Yesterday, the U.S. Office of the Comptroller of the Currency (OCC), the Treasury’s banking regulator arm, issued an interpretive letter that says banks can participate in stablecoin networks by operating validator nodes and can process stablecoin based payments.
“The President’s Working Group on Financial Markets recently articulated a strong framework for ushering in an era of stablecoin-based financial infrastructure, identifying important risks while allowing those risks to be managed in a technology-agnostic way,” said Acting Comptroller of the Currency Brian P. Brooks. “Our letter removes any legal uncertainty about the authority of banks to connect to blockchains as validator nodes and thereby transact stablecoin payments on behalf of customers who are increasingly demanding the speed, efficiency, interoperability, and low cost associated with these products.”

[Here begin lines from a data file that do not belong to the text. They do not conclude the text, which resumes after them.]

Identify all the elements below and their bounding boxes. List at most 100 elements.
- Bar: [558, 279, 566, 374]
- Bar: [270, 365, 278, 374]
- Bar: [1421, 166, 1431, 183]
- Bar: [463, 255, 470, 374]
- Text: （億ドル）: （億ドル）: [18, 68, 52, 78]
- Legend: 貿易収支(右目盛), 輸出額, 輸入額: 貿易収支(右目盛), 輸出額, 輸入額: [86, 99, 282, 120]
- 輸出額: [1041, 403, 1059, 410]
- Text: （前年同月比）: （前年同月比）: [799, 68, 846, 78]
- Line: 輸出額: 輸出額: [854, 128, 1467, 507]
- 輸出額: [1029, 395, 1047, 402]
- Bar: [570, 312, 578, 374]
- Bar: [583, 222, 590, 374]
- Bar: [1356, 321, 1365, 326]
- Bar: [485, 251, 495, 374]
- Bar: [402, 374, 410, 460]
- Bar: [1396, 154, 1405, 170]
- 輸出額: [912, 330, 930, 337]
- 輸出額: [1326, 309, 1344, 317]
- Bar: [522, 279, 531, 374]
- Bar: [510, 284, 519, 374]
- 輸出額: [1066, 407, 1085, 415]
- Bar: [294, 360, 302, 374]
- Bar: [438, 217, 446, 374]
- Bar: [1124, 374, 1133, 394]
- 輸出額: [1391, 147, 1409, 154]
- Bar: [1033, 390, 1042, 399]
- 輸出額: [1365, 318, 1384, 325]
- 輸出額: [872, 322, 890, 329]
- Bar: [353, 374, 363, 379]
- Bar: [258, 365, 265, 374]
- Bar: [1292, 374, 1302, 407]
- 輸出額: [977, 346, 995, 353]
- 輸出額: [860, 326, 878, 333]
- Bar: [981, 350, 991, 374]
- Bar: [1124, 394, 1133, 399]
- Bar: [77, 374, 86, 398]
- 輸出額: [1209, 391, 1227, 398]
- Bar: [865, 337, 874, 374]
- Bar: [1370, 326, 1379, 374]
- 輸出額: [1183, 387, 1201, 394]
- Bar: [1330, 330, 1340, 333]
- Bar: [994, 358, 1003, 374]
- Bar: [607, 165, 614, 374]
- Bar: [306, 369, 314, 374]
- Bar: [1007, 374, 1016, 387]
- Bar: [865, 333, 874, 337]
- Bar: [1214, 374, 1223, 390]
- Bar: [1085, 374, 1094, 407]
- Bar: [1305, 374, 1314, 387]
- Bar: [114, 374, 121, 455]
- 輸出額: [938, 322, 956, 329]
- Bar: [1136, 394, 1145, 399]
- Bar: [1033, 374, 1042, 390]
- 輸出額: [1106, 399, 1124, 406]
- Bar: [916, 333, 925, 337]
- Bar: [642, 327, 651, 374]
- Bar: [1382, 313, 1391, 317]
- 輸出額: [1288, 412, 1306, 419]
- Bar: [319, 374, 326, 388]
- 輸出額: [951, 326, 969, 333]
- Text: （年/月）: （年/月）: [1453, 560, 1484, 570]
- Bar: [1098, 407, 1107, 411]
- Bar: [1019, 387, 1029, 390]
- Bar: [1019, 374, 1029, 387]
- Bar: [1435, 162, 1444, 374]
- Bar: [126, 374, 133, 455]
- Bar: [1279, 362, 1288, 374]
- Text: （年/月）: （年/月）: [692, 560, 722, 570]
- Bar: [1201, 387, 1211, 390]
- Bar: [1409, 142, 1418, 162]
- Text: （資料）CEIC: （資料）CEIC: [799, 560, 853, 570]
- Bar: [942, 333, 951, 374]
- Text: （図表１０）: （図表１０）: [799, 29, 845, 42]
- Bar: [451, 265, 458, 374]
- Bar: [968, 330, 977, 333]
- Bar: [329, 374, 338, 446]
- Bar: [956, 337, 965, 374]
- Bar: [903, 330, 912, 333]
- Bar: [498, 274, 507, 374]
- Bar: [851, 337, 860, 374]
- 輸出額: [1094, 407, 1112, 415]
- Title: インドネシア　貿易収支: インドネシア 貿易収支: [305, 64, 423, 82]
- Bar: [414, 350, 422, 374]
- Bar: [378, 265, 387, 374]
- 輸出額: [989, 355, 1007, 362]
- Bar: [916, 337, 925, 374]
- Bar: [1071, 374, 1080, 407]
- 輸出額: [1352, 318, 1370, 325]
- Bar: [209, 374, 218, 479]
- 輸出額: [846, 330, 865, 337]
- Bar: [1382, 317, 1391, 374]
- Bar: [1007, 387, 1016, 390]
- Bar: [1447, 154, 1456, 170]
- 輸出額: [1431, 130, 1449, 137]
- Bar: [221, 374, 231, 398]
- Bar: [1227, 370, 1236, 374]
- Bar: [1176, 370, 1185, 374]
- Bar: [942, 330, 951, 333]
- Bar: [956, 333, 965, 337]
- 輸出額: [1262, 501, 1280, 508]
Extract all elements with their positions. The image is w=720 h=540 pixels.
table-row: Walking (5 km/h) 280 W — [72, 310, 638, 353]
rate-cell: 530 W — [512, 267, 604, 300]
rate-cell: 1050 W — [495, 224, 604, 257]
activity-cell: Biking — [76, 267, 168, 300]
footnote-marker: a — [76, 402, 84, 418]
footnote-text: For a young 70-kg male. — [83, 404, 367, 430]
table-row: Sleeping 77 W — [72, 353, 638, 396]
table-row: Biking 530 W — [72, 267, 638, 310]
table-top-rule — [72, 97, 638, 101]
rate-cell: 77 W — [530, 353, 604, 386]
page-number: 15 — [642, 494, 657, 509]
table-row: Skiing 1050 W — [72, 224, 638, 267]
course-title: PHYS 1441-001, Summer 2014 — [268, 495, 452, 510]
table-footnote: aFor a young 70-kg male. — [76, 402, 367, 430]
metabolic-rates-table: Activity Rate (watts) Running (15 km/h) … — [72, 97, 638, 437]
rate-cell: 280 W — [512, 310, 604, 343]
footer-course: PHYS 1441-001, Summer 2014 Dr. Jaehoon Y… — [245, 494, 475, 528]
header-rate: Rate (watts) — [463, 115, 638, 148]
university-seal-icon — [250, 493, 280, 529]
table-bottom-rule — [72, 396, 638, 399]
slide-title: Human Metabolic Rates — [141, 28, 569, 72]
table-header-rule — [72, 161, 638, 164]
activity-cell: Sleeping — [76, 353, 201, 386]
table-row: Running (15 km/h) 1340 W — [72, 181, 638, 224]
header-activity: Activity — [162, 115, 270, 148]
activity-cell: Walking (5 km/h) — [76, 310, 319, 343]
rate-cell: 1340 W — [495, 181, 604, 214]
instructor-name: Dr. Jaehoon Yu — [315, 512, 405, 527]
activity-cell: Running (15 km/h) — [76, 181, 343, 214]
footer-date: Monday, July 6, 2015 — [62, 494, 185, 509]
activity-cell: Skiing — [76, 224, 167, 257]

Specifically, the letter says that banks can “validate, store, and record payments transactions by serving as a node” on a stablecoin network.
This is at least the fourth recent action from the OCC relating to cryptocurrency and stablecoins. Brooks, the former in-house legal counsel at cryptocurrency exchange Coinbase, previously published letters allowing banks to custody digital assets and hold stabelcoin reserves and outlined plans to offer special-purpose ‘payments’ charters. Brooks has made it clear that he believes the deposit-taking function of banks will not survive blockchain decentralization.
Not everyone is happy with the OCC’s moves. Some members of Congress have introduced the STABLE bill to limit stablecoin issuance to banks and have urged the OCC to consult regulators on its actions.
On the other side of the ocean, the European Central Bank (ECB) has outlined the risks of stabelcoins being used for mainstream payments. It’s worried that a “run” on a stablecoin that achieves real scale in payments could destabilize the entire financial system. Tim Swanson, an advisor to banking blockchain settlement platform Fnality, outlined some of his reservations about stablecoins.
In terms of banks, JP Morgan is perhaps the most advanced in stablecoins with its JPM Coin. It already has an unnamed client in production and in Singapore, it is using the JPM Coin to commercialize a wholesale multi-currency payment infrastructure. The project has the endorsement of the Monetary Authority of Singapore (MAS) and is in partnership with DBS Bank and state-backed investment fund Temasek.